You may have made it through Mother's Day, hiding your pain and trying to enjoy the day with your kids. You put on a smile as the little ones gave you flowers they plucked themselves. And you may have accompanied the older ones who managed to treat you to a day at the spa. But through it all, you quietly missed your own mother and wondered what the day would have been like if she was still there with you.
"It's a lot like praying that your kids know that the cards and gifts are great but all you really want is time with them and that's all because your Mom taught you that," wrote Nikki. "It's a lot like thinking of your Mom the entire day but knowing that's nothing new."
But as days like Mother's Day, her birthday, her death anniversary, come by, it's really a day for you to celebrate the life that she lived and savor the many memories she gave you. You surround yourself with old photo albums of hers, you put on her favorite songs and remember the way she used to sing along with them, you remember the way she laughed as she sat in her old armchair beside the window.
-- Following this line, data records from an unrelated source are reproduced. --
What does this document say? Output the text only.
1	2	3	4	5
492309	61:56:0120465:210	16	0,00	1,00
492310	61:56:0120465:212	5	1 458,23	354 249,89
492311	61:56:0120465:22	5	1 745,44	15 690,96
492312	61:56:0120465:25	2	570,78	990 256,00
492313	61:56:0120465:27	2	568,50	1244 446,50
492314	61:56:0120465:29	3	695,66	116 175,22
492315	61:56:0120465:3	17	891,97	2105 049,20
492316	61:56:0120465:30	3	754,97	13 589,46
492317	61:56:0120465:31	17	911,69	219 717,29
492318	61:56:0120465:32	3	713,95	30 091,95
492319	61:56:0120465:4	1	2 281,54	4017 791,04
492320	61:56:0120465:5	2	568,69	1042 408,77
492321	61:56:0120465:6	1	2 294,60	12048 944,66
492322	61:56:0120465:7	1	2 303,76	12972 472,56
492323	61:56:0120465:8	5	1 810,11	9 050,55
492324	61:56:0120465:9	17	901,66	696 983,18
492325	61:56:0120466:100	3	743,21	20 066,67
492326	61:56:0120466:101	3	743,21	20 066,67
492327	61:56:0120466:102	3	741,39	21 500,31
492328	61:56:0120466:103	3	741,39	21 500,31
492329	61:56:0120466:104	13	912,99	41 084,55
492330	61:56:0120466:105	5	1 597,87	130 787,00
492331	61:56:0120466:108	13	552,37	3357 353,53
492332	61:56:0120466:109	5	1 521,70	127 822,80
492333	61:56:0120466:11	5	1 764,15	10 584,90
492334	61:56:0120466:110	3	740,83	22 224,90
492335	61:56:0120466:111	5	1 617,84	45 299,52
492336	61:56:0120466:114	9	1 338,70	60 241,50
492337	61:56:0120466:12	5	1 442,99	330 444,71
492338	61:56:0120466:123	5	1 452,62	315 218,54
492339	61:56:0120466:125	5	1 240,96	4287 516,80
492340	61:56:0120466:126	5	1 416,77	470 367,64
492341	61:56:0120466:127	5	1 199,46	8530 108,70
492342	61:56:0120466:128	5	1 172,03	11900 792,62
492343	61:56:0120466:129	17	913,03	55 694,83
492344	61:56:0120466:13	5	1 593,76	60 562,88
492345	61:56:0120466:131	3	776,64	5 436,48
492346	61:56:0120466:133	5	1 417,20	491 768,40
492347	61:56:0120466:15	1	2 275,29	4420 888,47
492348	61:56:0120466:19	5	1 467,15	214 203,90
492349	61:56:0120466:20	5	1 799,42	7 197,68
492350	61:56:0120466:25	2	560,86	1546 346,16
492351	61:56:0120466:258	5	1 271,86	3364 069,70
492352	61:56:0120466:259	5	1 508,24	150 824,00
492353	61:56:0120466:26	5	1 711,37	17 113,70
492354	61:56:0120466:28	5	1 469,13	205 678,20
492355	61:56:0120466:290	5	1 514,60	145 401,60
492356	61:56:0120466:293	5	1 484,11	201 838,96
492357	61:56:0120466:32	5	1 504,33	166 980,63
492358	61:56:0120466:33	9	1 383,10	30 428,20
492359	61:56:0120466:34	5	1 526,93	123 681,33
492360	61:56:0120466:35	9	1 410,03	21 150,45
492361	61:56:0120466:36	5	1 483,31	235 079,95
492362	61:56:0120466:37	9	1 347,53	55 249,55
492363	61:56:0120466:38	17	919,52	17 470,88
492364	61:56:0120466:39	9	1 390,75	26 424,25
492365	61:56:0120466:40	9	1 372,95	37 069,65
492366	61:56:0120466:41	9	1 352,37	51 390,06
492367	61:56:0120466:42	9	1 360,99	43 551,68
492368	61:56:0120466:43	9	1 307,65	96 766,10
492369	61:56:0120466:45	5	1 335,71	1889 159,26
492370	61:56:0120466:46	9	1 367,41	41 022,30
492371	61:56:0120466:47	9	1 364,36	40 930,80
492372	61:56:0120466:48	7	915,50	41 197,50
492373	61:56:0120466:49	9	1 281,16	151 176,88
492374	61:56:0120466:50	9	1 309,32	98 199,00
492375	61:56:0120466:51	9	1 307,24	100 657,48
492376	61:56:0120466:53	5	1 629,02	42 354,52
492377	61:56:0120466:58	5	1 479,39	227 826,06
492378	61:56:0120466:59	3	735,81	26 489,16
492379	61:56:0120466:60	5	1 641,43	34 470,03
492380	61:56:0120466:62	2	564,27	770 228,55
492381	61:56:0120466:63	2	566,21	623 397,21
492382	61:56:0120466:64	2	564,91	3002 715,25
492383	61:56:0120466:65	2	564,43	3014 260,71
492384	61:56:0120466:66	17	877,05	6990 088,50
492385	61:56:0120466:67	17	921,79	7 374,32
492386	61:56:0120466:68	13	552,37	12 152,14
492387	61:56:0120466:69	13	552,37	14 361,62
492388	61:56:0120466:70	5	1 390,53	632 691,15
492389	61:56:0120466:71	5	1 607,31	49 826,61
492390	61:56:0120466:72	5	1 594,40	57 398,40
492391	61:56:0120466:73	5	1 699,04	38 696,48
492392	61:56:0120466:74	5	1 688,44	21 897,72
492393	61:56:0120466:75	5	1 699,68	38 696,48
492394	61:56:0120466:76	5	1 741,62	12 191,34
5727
And it's a day where you reflect on whether you're happy, the way she would have wanted you to be.
"It's a lot like hoping that you've turned out to be every bit like her. It's a lot like praying she's up there in Heaven knowing that this Mother's Day will be like all the others since she left," Nikki wrote. "It will be a day where no matter how much the grief creeps in you will still forever be thankful that because of her you get to have this day and no matter how far away she is or how long she's been gone you know she's still your Mom."
When your children are younger, you may do everything to shield them from sadness, letting them believe that their mamma will always be around. But as they grow older, you tell them more about your own mother and hope that you can give your children the same love that she gave you. "One day I’ll tell my son and daughter the truth about my mother dying..." Marisa excerpted from her book, according to TIME. "I’ll read some books and try to find the right words. I’ll say it in a way that’s gentle and loving and thoughtful, just as my mother would have done with me."
But until you know your children are ready to hear it, you keep your mother's memory alive by carrying on the little traditions you had with your mother before she passed away. Marisa wrote, "Until then, I’ll feed them her favorite fruits and recipes... I’ll share her funny stories and hear her loud laugh in my own. I’ll smother them with the endless love and affection she poured into me."